The Life of a Farmer’s Wife

“Women in agriculture either inherited the life or married into it,” says Sherry Strebe Saylor ’72. In 1973, she wed a third-generation farmer in Arizona and ended up falling in love with farming. She connected with the American Farm Bureau at the local level to find support and a community as a young wife newto agriculture, and her involvement has deepened throughout the years. Today, she serves on the national board (one of two women out of 25 members) and chairs the Women’s Leadership Committee.

Sherry travels a lot for the bureau and speaks about agriculture. “People want to know where their food comes from, and we want to be transparent about it,” she says. “Most don’t know a single farmer.” She talks proudly about the high quality of American agri- culture, the safest and most affordable in the world. She enjoys debunking myths. Families own 97 percent of farms, and agriculture has turned high-tech with the green revolution, driverless tractors, drones and soil testing. Farmers don’t drench their fields with chemicals; it costs too much and hurts the soil. Integrated pest management uses good bugs to eat bad bugs and relies less on com- mercial pesticides. One farmer feeds 168 people; few receive subsidies.

Through the Women’s Leadership Committee, Sherry reaches out to women—a growing sector in agriculture—and teaches them leadership and communication skills so they can tell their stories and be advocates for farming. “We’re geared to motivating our members to be more engaged with consumers,” she says.

Like most of her peers, Sherry works off the farm. She has spent more than 30 years as a counselor at Buckeye Elementary School, serving mostly low-income students. “I love my students,” she says. “They’re great—they just need a little encouragement.
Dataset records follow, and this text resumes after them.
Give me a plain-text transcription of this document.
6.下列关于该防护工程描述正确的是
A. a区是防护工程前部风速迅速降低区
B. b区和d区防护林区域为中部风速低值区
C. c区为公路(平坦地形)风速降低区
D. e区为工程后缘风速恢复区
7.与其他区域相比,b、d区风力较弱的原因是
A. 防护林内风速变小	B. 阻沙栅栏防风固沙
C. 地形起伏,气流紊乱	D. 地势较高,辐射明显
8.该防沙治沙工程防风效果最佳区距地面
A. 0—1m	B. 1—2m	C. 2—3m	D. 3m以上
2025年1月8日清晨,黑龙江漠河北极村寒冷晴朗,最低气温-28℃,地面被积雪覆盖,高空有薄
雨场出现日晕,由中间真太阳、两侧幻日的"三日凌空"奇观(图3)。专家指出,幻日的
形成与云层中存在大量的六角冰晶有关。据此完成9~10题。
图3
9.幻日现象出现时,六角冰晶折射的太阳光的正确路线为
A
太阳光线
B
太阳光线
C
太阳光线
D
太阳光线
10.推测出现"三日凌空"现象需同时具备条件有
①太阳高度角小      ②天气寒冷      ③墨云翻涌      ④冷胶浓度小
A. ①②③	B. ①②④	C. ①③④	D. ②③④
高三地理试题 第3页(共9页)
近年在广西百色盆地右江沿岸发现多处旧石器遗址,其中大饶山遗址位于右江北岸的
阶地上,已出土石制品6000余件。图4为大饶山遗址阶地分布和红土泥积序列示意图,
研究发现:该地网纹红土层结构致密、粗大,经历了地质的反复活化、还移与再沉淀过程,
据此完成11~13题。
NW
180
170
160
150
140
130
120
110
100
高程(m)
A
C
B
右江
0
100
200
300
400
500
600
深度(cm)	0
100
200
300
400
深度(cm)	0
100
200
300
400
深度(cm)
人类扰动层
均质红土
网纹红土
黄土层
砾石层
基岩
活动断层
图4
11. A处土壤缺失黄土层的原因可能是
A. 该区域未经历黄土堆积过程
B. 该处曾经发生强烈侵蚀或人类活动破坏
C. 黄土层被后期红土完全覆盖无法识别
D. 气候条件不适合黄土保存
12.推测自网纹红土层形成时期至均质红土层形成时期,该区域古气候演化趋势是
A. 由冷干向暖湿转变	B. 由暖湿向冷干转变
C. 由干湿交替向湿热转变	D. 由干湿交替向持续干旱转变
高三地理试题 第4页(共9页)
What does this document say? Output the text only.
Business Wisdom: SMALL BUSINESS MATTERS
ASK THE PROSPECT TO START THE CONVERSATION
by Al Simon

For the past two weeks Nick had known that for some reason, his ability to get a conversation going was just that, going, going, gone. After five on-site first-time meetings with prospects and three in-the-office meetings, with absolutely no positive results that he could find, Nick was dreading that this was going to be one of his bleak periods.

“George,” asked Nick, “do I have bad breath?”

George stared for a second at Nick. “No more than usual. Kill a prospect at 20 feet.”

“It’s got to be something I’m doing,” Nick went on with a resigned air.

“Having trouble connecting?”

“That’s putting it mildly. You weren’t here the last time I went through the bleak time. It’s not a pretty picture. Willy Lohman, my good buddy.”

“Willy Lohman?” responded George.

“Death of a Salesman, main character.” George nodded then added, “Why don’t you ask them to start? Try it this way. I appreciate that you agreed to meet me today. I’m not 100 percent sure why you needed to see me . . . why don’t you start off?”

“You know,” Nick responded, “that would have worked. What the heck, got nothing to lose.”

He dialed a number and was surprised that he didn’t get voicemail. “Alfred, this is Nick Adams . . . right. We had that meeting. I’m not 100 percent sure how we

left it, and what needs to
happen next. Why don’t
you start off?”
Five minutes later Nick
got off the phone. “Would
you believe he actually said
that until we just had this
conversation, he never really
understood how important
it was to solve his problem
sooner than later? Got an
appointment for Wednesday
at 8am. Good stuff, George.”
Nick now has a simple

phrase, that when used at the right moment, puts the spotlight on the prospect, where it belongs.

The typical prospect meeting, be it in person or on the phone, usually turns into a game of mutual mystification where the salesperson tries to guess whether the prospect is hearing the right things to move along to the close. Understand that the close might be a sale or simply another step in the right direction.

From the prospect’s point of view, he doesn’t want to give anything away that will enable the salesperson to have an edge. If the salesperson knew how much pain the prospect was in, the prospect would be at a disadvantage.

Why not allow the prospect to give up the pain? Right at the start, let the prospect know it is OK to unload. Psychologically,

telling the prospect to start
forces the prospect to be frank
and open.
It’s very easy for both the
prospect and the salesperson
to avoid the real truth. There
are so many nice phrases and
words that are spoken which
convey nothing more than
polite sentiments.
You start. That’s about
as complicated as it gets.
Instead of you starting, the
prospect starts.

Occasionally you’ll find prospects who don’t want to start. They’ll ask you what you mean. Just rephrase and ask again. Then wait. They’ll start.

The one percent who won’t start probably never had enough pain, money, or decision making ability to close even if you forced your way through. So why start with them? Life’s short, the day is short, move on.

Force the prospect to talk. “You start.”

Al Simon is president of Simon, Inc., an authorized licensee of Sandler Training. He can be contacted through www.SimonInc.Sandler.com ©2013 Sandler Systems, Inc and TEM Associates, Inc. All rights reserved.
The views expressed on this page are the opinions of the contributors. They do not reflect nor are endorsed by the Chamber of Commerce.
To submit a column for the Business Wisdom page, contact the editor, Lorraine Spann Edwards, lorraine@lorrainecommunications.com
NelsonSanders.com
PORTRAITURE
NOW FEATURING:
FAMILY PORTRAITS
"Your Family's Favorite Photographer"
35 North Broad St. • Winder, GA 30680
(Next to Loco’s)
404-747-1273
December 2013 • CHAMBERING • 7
It’s fun to develop relationships with families; I’m on my second generation.”

Sherry grew up in Columbia, South Carolina, where her father taught at the university. Her parents urged her to attend a Christian college, and Westmont—and Santa Barbara—intrigued her. “I wanted to be an independent girl,” she said. “Westmont taught me to think and look at things from a different perspective. It really solidified my faith. Going to chapel and interacting with professors were powerful experiences that gave me a chance to form my own faith and be authentic in how I live it out.” She majored in sociology and education and enrolled in the first Urban Program. She also traveled to Europe with a professor and fellow education students.

Today the Saylors raise alfalfa on 80 acres to feed cows at large dairies nearby. In the past, they grew cotton, alfalfa, barley and durum wheat on as many as 800 acres. Their children grew up working on the farm. Their son and his wife both teach, their daughter is a worship leader and her husband directs the Arizona Power Authority. Their four grandchildren love to visit the farm.

Sherry builds her talks around the four things most important to her: faith, farming, family and friendship. “I love sharing my story and what farming means to me,” she says.